À l'affiche, Agenda, Critiques, Evènements // M comme Médée, adaptation et mise en scène d’Astrid Bayiha, d’après des œuvres de Jean-René Lemoine, Dea Loher, Sara Stridsberg, Sénèque, Jean Anouilh, Heiner Müller, au théâtre de la Tempête à la Cartoucherie de Vincennes

M comme Médée, adaptation et mise en scène d’Astrid Bayiha, d’après des œuvres de Jean-René Lemoine, Dea Loher, Sara Stridsberg, Sénèque, Jean Anouilh, Heiner Müller, au théâtre de la Tempête à la Cartoucherie de Vincennes

Nov 09, 2023 | Commentaires fermés sur M comme Médée, adaptation et mise en scène d’Astrid Bayiha, d’après des œuvres de Jean-René Lemoine, Dea Loher, Sara Stridsberg, Sénèque, Jean Anouilh, Heiner Müller, au théâtre de la Tempête à la Cartoucherie de Vincennes

 

 

© Christophe Raynaud de Lage

 

ƒƒ article de Sylvie Boursier

Médée, fille du roi de Colchide détenteur de la Toison d’Or, est une puissante magicienne. Lors de la venue des Argonautes en Colchidie, elle tombe éperdument amoureuse de Jason. Elle l’aide alors dans sa recherche de la Toison d’or. Y étant parvenus, Médée s’enfuit avec lui après avoir assassiné et dépecé son propre frère, le début d’une longue série sanglante. Le couple se réfugie à Corinthe où ils auront deux enfants. Au bout de quelques années, Jason répudie Médée pour épouser la fille du roi. Elle tue alors la prétendante, incendie le palais et égorge ses propres enfants avant de se donner la mort.

Médée peut être considérée comme un « monstre », une folle furieuse. Pourtant, ses actes ne sont pas motivés par une folie spontanée, mais par une souffrance amoureuse. Le mythe n’a cessé de fasciner et de générer des relectures modernes. Accuser Médée d’être folle, c’est prétendre que la violence dont elle est accusée n’a pas sa place dans une société humaine. C’est une façon pratique d’affirmer l’innocence des hommes, sans reconnaître leur violence, celle dont Jason fait preuve en la trahissant et en la forçant à l’exil.
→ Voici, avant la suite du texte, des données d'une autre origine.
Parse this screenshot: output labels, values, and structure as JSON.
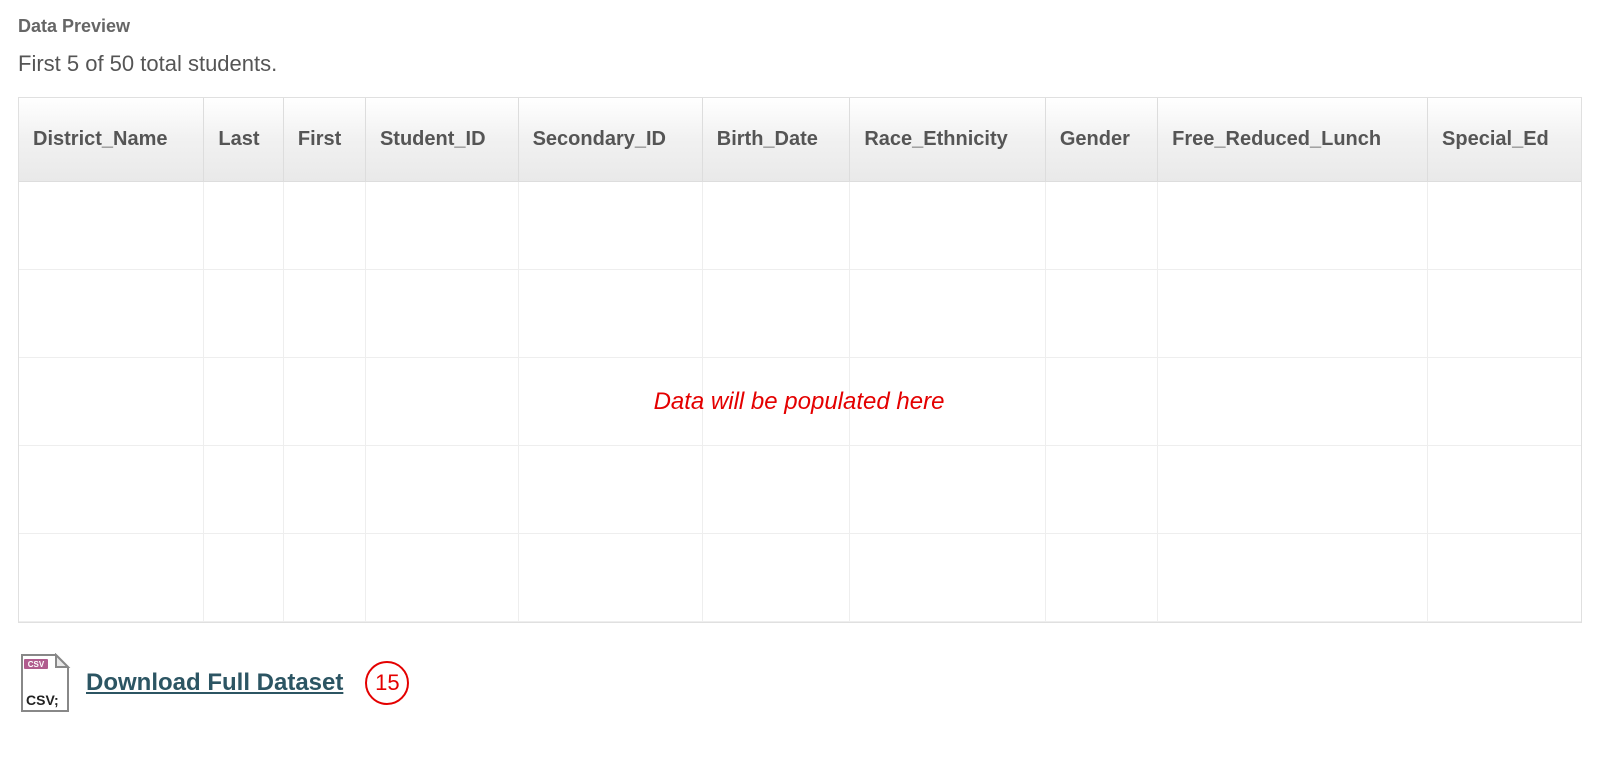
{
  "section_title": "Data Preview",
  "summary": "First 5 of 50 total students.",
  "table": {
    "headers": [
      "District_Name",
      "Last",
      "First",
      "Student_ID",
      "Secondary_ID",
      "Birth_Date",
      "Race_Ethnicity",
      "Gender",
      "Free_Reduced_Lunch",
      "Special_Ed"
    ],
    "placeholder_text": "Data will be populated here"
  },
  "download": {
    "label": "Download Full Dataset",
    "callout_number": "15",
    "icon_top_label": "CSV",
    "icon_bottom_label": "CSV;"
  }
}
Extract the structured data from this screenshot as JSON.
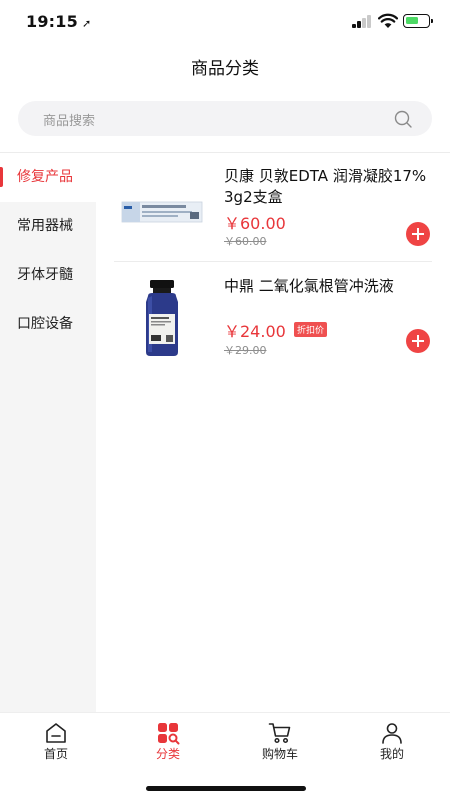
{
  "status_bar": {
    "time": "19:15",
    "location_glyph": "➚"
  },
  "header": {
    "title": "商品分类"
  },
  "search": {
    "placeholder": "商品搜索"
  },
  "categories": [
    {
      "label": "修复产品",
      "active": true
    },
    {
      "label": "常用器械",
      "active": false
    },
    {
      "label": "牙体牙髓",
      "active": false
    },
    {
      "label": "口腔设备",
      "active": false
    }
  ],
  "products": [
    {
      "name": "贝康 贝敦EDTA 润滑凝胶17% 3g2支盒",
      "price": "￥60.00",
      "original_price": "￥60.00",
      "badge": ""
    },
    {
      "name": "中鼎 二氧化氯根管冲洗液",
      "price": "￥24.00",
      "original_price": "￥29.00",
      "badge": "折扣价"
    }
  ],
  "tabbar": {
    "items": [
      {
        "label": "首页",
        "icon": "home-icon",
        "active": false
      },
      {
        "label": "分类",
        "icon": "category-icon",
        "active": true
      },
      {
        "label": "购物车",
        "icon": "cart-icon",
        "active": false
      },
      {
        "label": "我的",
        "icon": "profile-icon",
        "active": false
      }
    ]
  },
  "colors": {
    "accent": "#e8363a",
    "add_button": "#ef4444",
    "sidebar_bg": "#f5f5f5",
    "search_bg": "#f3f3f5"
  }
}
Sur ce fil conducteur Astrid Bayiha tisse un medley, trois Médée et trois Jason se font écho, la Médée de Jean René Lemoine côtoie celle d’Euripide, de Sénèque, d’Anouilh et d’Heiner Muller comme si Médée se diffractait à l’infini, tant que dure la passion. Cette histoire n’a pas ni début ni fin, nous sommes toutes et tous des Jason en puissance, dépassés par des femmes fortes, des Médée victimes de violences masculines, de trahisons, contraintes à l’exil, incarcérées et seules, infiniment seules.

Les lumières sculptent la narration scénographique. Dans le clair-obscur des aplats caravagesques, le noir inspiré de l’esthétique baroque souligne le monde des esprits, les fantômes qui nous hantent, les enfants de Médée, le gisant de son frère égorgé de ses propres mains, le vaisseau fantôme qui l’entraîne d’exil en exil vers sa dernière demeure. Un coryphée interprété par Nelson Rafaell Madel rythme les entrées et les sorties des comédiens, médiateur et figure centrale d’une cérémonie dont on pressent le compte à rebours vers l’issue inexorable ; il accompagne les personnages, les soutient et les incite à continuer coûte que coûte. La composition du comédien à la voix chaude de baryton est magistrale. Son duo avec la chanteuse Swala Emati sur une mélopée créole nous enveloppe tandis que la gestuelle ritualisée des acteurs met en valeur la poésie des textes, accentue les effets rhétoriques ou comiques. Une mention spéciale à Daniely Francisque , une grande Médée qui réclame son dû avec un abattage de reine.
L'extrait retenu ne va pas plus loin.